2019年で没後20年を迎え、今なお多くのファンに愛されるプロレスラー、ジャイアント馬場の人生と活躍を描いたマンガが『ジャイアント台風』です。恵まれた体格を武器に、強敵ぞろいのアメリカでレスラーとしての道を切り開いていく物語は、原作者による「創作」を交えつつ、読者をプロレスの世界に引き込んでいきます。

希代のレスラーの活躍、きめ細かく描く

『ジャイアント台風』第1巻(グループ・ゼロ)
『ジャイアント台風』第1巻(グループ・ゼロ)

 1953年に『日本のプロレスの父』である力道山の手によって設立され、第二次大戦後の我が国で一大ブームを巻き起こした「日本プロレス」。まだまだ敗戦ムードが漂うなか、「空手チョップ』をふるい、外国人レスラーを痛快になぎ倒した力道山の活躍が当時の日本人に勇気と希望を与えたことは想像に難しくありません。

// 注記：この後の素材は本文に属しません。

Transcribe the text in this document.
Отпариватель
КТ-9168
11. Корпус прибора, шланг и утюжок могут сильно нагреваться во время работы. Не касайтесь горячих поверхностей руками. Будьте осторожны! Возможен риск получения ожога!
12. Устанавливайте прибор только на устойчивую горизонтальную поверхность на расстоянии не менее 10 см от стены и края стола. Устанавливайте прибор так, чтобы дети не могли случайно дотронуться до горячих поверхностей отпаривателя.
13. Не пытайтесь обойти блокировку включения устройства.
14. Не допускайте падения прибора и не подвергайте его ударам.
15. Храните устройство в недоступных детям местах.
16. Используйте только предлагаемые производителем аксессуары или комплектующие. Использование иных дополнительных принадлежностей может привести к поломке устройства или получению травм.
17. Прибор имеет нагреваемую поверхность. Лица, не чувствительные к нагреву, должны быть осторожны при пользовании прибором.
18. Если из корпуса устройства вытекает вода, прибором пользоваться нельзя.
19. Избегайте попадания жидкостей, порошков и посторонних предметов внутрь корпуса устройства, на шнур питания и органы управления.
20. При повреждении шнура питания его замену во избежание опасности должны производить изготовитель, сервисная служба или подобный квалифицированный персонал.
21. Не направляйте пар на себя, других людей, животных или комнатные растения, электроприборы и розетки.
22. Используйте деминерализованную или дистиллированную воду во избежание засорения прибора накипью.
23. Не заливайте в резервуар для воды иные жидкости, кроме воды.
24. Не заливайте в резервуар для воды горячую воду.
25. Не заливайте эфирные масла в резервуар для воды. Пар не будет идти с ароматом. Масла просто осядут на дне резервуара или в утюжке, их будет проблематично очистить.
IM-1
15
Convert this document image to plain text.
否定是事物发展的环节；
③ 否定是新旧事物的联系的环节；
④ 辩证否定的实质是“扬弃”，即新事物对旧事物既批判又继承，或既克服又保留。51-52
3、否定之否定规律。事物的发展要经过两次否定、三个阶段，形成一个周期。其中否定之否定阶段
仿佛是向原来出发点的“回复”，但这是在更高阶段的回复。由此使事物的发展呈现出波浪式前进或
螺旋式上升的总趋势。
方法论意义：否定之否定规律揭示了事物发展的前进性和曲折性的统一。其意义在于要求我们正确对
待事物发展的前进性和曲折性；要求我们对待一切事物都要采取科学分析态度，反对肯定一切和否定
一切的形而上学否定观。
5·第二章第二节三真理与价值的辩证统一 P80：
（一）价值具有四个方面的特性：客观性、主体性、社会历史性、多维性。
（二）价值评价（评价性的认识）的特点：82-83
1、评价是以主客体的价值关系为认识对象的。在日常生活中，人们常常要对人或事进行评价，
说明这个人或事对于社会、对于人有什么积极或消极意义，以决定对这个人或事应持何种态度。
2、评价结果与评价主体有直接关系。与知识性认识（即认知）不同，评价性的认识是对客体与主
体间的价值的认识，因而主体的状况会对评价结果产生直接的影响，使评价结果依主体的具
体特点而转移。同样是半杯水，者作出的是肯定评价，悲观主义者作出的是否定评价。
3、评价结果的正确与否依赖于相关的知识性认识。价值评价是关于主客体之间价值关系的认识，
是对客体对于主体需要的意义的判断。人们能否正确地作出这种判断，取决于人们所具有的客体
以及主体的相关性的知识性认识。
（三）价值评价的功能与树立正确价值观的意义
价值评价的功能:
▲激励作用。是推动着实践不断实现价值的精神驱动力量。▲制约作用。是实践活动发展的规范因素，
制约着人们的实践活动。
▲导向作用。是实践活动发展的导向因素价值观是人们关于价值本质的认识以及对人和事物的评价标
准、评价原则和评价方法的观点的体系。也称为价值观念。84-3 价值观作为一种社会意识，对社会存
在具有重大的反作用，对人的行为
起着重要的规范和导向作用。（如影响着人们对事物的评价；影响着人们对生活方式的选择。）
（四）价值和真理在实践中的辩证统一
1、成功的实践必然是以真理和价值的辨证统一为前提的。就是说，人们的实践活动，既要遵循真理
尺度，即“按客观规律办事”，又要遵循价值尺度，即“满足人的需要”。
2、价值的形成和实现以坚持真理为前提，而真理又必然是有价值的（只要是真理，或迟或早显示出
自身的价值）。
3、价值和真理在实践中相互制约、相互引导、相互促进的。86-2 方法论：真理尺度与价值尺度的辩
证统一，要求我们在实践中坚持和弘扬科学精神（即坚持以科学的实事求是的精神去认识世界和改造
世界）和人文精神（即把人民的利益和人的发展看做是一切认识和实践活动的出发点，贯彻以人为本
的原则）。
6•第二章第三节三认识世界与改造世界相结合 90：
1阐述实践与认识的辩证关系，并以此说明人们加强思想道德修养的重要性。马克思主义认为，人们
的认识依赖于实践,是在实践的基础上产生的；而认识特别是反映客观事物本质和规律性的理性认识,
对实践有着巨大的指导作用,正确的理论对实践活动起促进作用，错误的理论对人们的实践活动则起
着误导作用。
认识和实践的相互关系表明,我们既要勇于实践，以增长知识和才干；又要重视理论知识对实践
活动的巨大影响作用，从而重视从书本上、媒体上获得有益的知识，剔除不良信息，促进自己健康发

 その「日本プロレス」が力道山没後に第二次ブームを起こすキッカケとなった作品が、1968~1971年にかけて講談社「ぼくら」、「週刊ぼくらマガジン」、そして「少年マガジン」で連載された名作『タイガーマスク』(作:梶原一騎 画:辻なおき)と、今回で紹介する『ジャイアント台風』(作・画ともにタイガーマスクと同様、当時の作者名義は高森朝雄)ではないでしょうか?
 
 1963年12月15日に暴漢に刺された力道山が逝去し、日本プロレスは「豊登」エース時代に移行。その豊登が公金の横領などの理由で同団体を追放された後、アントニオ猪木とともに「東京プロレス」を設立し、それが崩壊した後に猪木が日本プロレスに復帰することでジャイアント馬場と伝説のタッグチーム、「B・I砲」を結成して一時代を築くのですが、当時の日本プロレス内の「格」はあくまでもジャイアント馬場が圧倒的に上。そのことは現在でも『ジャイアント台風』を読めば、まざまざと伝わるものとなっています。

 後のマンガ作品『プロレススーパースター列伝』(作:梶原一騎 画:原田久仁信)の「なつかしのB・I砲編」(1981年に週刊少年サンデーで連載)では、あくまでもアントニオ猪木がストーリーの中心となっていましたが、『タイガーマスク』と同時期に少年キング(少年画報社)で連載された『ジャイアント台風』は、いうまでもなく馬場が主役。

 しかも全12巻にわたってキメ細かく希代のレスラーであるジャイアント馬場の活躍が描かれており、アラフィフ世代の筆者にとっても自分が生まれる以前のプロレス界の流れや、当時のプロレスラーたちの怪物ぶりを深く教えてくれる内容となっています。